Pareidolia
Towards the end of our conversation, I asked Felix (in Episode 25) about his lessons to illustration students at the Munster School of Design. He spoke about a concept he has coined drainting - an “intuitive combination of drawing and painting”. He said he makes his students paint silhouettes before they draw lines. This is a way to capture gestures and pose in the human form, and to find character and personality in inanimate buildings and structures.
How do you find personality in things that are not human? How does a building’s silhouette say anything about character? The word he uses is pareidolia.
Pareidolia is a form of apophenia, which is a more general term for the human tendency to seek patterns in random information. Like seeing shapes in clouds, or finding rock formations that look like faces.

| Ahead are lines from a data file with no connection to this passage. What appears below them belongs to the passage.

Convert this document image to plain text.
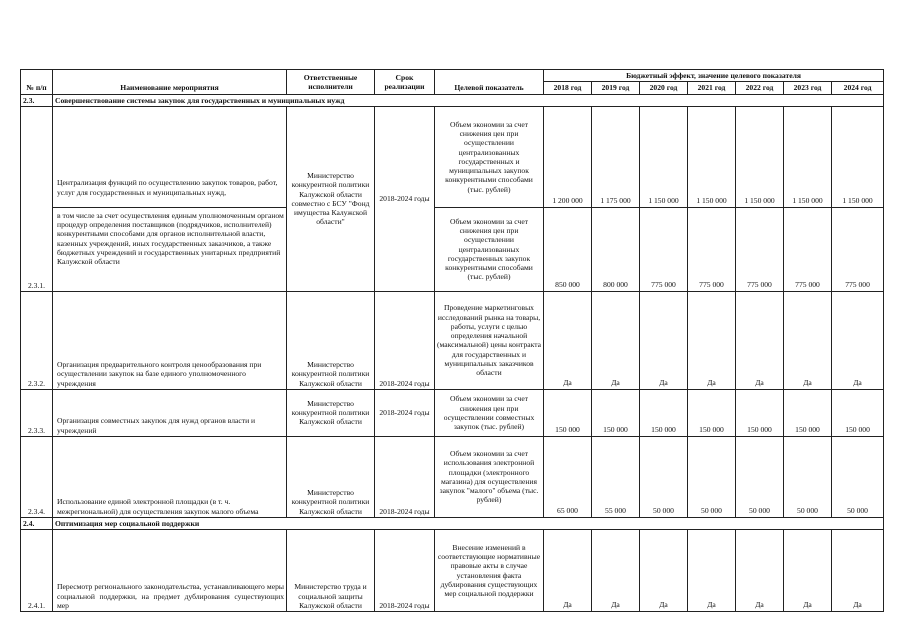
№ п/п	Наименование мероприятия	Ответственные исполнители	Срок реализации	Целевой показатель	Бюджетный эффект, значение целевого показателя						
					2018 год	2019 год	2020 год	2021 год	2022 год	2023 год	2024 год
2.3.	Совершенствование системы закупок для государственных и муниципальных нужд										
2.3.1.	Централизация функций по осуществлению закупок товаров, работ, услуг для государственных и муниципальных нужд,	Министерство конкурентной политики Калужской области совместно с БСУ "Фонд имущества Калужской области"	2018-2024 годы	Объем экономии за счет снижения цен при осуществлении централизованных государственных и муниципальных закупок конкурентными способами (тыс. рублей)	1 200 000	1 175 000	1 150 000	1 150 000	1 150 000	1 150 000	1 150 000
	в том числе за счет осуществления единым уполномоченным органом процедур определения поставщиков (подрядчиков, исполнителей) конкурентными способами для органов исполнительной власти, казенных учреждений, иных государственных заказчиков, а также бюджетных учреждений и государственных унитарных предприятий Калужской области			Объем экономии за счет снижения цен при осуществлении централизованных государственных закупок конкурентными способами (тыс. рублей)	850 000	800 000	775 000	775 000	775 000	775 000	775 000
2.3.2.	Организация предварительного контроля ценообразования при осуществлении закупок на базе единого уполномоченного учреждения	Министерство конкурентной политики Калужской области	2018-2024 годы	Проведение маркетинговых исследований рынка на товары, работы, услуги с целью определения начальной (максимальной) цены контракта для государственных и муниципальных заказчиков области	Да	Да	Да	Да	Да	Да	Да
2.3.3.	Организация совместных закупок для нужд органов власти и учреждений	Министерство конкурентной политики Калужской области	2018-2024 годы	Объем экономии за счет снижения цен при осуществлении совместных закупок (тыс. рублей)	150 000	150 000	150 000	150 000	150 000	150 000	150 000
2.3.4.	Использование единой электронной площадки (в т. ч. межрегиональной) для осуществления закупок малого объема	Министерство конкурентной политики Калужской области	2018-2024 годы	Объем экономии за счет использования электронной площадки (электронного магазина) для осуществления закупок "малого" объема (тыс. рублей)	65 000	55 000	50 000	50 000	50 000	50 000	50 000
2.4.	Оптимизация мер социальной поддержки										
2.4.1.	Пересмотр регионального законодательства, устанавливающего меры социальной поддержки, на предмет дублирования существующих мер	Министерство труда и социальной защиты Калужской области	2018-2024 годы	Внесение изменений в соответствующие нормативные правовые акты в случае установления факта дублирования существующих мер социальной поддержки	Да	Да	Да	Да	Да	Да	Да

Of course, there is not really a face on the rocks. There is no elephant up in the clouds. It is merely human imagination. Pointless. Right?
But it is useful.
Felix uses it to teach drawing - capturing information, and bestowing meaning upon things that do not otherwise have them. As artists, we need to see things that are not there, and render them in a way that the viewer also sees them, and recognizes them as we do. That is the essence of art.
As humans, we seek patterns in everything we experience in our world. Human history is littered with innumerable patterns of our collective imagination. We have used mass illusion to achieve great ends. We drew lines across the night-sky, to connect stars that are lightyears away from us, and lightyears away from each other. Those lines formed shapes to resemble objects from our world, and we tied them to stories we told each other about heavenly beings in charge of our lives. For thousands of years, these stories have given both fear and hope, and inspired both courage and humility.
We used those lines - that do not exist - to find a way when we were lost and in the dark. Over land or sea, they helped us chart a way forward, and also to go back home.
It is not necessary that our patterns correspond to something real. A professor in my control engineering class described systems modeling this way:
All models are wrong. But some models are useful.
It is something I keep in mind when thinking about science, but also about religion and philosophy and whatever else we like to call ‘the truth’.